Im dritten Spiel in Folge gegen einen Neuling präsentierte sich der SC vor 200 Zuschauern gegenüber der peinlichen Vorstellung in Neu-Ulm zwar verbessert und hatte mehr vom Spiel. Das belebende Element, das einem Fußballspiel die Würze verleiht, fehlte allerdings. Der SC hatte die Mehrzahl der Chancen, die Gäste verpassten es, einige Angriffe besser zu Ende zu spielen. Gästecoach Stephan Rothweiler ist sicher, „dass die Mannschaft den Sieg geholt hätte, die das erste Tor macht.“ Von einer Geislinger Führung hätte sich weder sein Team erholt noch umgekehrt der SC von einem Rückstand.
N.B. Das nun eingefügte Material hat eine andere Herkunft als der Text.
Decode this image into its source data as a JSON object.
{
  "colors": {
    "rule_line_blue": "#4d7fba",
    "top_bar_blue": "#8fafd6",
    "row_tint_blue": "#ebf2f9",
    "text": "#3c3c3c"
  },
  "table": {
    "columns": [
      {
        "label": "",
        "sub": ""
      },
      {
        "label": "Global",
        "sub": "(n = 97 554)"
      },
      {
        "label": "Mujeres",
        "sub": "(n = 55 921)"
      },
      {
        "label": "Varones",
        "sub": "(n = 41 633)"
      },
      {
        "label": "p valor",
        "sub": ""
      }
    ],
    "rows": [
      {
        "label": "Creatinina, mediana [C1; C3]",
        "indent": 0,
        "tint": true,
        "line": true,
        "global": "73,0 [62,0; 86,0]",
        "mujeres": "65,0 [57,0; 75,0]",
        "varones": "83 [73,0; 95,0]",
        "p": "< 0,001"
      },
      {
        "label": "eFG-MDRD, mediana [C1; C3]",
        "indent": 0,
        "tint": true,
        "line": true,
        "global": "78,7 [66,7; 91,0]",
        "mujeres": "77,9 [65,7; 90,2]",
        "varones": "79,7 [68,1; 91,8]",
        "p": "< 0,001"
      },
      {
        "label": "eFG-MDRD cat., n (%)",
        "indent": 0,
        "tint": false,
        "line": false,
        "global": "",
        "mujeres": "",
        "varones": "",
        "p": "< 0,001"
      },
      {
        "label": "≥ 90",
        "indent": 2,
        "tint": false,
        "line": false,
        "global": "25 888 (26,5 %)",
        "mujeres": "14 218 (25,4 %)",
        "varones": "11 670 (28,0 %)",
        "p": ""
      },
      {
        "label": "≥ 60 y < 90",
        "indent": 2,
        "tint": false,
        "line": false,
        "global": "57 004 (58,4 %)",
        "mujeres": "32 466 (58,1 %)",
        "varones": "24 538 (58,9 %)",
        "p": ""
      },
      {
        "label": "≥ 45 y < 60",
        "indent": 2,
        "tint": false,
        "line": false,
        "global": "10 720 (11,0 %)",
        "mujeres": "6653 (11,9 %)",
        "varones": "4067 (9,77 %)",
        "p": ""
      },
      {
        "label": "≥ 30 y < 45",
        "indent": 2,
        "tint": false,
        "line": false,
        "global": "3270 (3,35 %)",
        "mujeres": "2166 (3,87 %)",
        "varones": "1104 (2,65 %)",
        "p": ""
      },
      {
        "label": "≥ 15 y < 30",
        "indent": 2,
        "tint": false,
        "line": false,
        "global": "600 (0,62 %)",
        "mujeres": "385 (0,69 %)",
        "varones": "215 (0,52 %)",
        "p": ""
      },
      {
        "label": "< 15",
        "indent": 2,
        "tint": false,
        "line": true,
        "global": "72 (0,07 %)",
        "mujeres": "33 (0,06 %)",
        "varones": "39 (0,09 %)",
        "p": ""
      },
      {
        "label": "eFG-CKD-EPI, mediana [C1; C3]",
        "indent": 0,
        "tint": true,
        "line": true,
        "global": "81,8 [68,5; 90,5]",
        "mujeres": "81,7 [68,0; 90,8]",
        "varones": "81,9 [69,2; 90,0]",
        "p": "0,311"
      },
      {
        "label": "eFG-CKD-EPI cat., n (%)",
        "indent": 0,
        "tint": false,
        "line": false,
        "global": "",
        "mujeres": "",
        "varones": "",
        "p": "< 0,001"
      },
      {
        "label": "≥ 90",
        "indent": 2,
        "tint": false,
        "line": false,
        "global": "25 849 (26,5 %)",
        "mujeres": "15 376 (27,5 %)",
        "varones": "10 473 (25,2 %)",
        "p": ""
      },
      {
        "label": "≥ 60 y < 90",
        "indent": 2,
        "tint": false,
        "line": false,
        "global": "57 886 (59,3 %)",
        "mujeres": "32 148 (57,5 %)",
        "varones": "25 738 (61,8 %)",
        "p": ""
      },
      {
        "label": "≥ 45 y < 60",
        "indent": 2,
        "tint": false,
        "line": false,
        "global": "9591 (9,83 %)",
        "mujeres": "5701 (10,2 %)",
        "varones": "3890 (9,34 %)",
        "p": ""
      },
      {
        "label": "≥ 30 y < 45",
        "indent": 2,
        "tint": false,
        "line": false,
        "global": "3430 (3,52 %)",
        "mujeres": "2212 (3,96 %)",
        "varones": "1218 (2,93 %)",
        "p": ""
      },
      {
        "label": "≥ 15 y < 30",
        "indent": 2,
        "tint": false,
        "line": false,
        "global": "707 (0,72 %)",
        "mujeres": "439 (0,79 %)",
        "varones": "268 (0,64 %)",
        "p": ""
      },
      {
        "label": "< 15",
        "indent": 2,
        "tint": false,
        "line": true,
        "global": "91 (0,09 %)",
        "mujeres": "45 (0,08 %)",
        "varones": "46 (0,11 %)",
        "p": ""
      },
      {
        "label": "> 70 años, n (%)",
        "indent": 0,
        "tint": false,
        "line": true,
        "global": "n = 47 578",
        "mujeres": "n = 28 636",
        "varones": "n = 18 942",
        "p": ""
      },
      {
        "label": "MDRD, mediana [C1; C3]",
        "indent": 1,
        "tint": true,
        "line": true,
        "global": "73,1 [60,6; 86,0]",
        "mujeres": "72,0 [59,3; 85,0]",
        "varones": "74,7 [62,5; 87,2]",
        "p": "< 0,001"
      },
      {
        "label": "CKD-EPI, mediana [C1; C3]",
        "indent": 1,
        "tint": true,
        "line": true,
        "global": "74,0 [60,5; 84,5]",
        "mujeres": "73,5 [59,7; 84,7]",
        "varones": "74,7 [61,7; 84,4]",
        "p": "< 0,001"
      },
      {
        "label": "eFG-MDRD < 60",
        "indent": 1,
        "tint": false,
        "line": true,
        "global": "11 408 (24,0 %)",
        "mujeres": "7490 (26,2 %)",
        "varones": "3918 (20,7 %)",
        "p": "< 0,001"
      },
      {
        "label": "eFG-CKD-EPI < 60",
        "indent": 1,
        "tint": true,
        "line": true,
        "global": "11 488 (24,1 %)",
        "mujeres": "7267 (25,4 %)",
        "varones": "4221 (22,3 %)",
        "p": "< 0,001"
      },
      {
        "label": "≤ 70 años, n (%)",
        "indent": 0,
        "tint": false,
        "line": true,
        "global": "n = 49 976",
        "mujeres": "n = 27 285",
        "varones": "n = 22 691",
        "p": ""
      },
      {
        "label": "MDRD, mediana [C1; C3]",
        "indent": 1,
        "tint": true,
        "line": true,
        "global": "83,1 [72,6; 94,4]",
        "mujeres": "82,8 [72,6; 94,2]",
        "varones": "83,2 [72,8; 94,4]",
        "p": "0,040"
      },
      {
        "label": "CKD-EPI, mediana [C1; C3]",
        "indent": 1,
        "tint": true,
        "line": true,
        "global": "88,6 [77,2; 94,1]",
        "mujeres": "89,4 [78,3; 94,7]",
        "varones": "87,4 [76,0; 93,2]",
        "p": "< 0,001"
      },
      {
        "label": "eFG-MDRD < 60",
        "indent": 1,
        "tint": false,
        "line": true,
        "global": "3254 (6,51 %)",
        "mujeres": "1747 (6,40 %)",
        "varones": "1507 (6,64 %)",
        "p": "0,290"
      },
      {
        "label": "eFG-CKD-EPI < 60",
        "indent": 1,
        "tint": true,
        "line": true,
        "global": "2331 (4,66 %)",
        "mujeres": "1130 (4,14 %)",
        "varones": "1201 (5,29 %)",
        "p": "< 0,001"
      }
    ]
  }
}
Der Sportclub wartet nunmehr seit 279 Minuten auf einen Torerfolg. Immerhin stand die Defensive um Torhüter Paul Heer, der den verletzten Max Piegsa gut vertrat, und legte Frickenhausens Torjäger Ismail Oguz an die Leine. Heer war bei der besten Gelegenheit der Gäste zur Stelle und verhinderte gemeinsam mit Innenverteidiger Manuel Heinzmann gegen Rothweiler einen Gegentreffer (50.).

Auf der anderen Seite musste sich SC-Trainer Daniel Av­gustinovic wieder einmal ärgern, dass „wir einfach das Tor nicht machen und eine unserer guten Chancen verwerten“. Links ­unten? Rechts oben? Oder doch oben links? Karlo Petricevic ­standen nach Zuspiel von ­Mihael ­Kepic bei der klarsten Chance in Hälfte eins wohl zu viele ­Optionen offen. Er schoss mittig und viel zu schwach direkt in die Arme von Keeper Florian Zie­gele (40. ­Minute).

Nach dem Wechsel verfehlte ein Freistoß von Petricevic das Ziel haarscharf  (61.) und in Minute 76 hieß es Petricevic zum Dritten. Diesmal stand dem Geislinger Mittelfeldspieler der ­Pfosten im Weg. Bei einer weiteren guten Gelegenheit hatte Pascal Volk zuvor am Tor vorbeigeköpft (74.).

Egal, wer bei den Geislingern zurzeit zum Abschluss kommt, ein richtiger Knipser zeichnet sich nicht ab. „Wir hätten Frickenhausen gerne die erste Niederlage zugefügt, die Möglichkeiten dazu waren da, aber wir belohnen uns einfach nicht“, ärgert sich Avgustinovic, der sein Team angewiesen hatte, dosiert offensiv zu Werke zu gehen, um dem FC keine Möglichkeit zu Kontern zu gestatten. Immerhin hat das funktioniert.

SC Geislingen: Heer – Strehle, Grupp, Bäumel, Kepic (70. Orlando), Petricevic, Tchania (68. Ceküc), Volk, Skrobic (87. Karahan), Zuljevic (77. Mädel).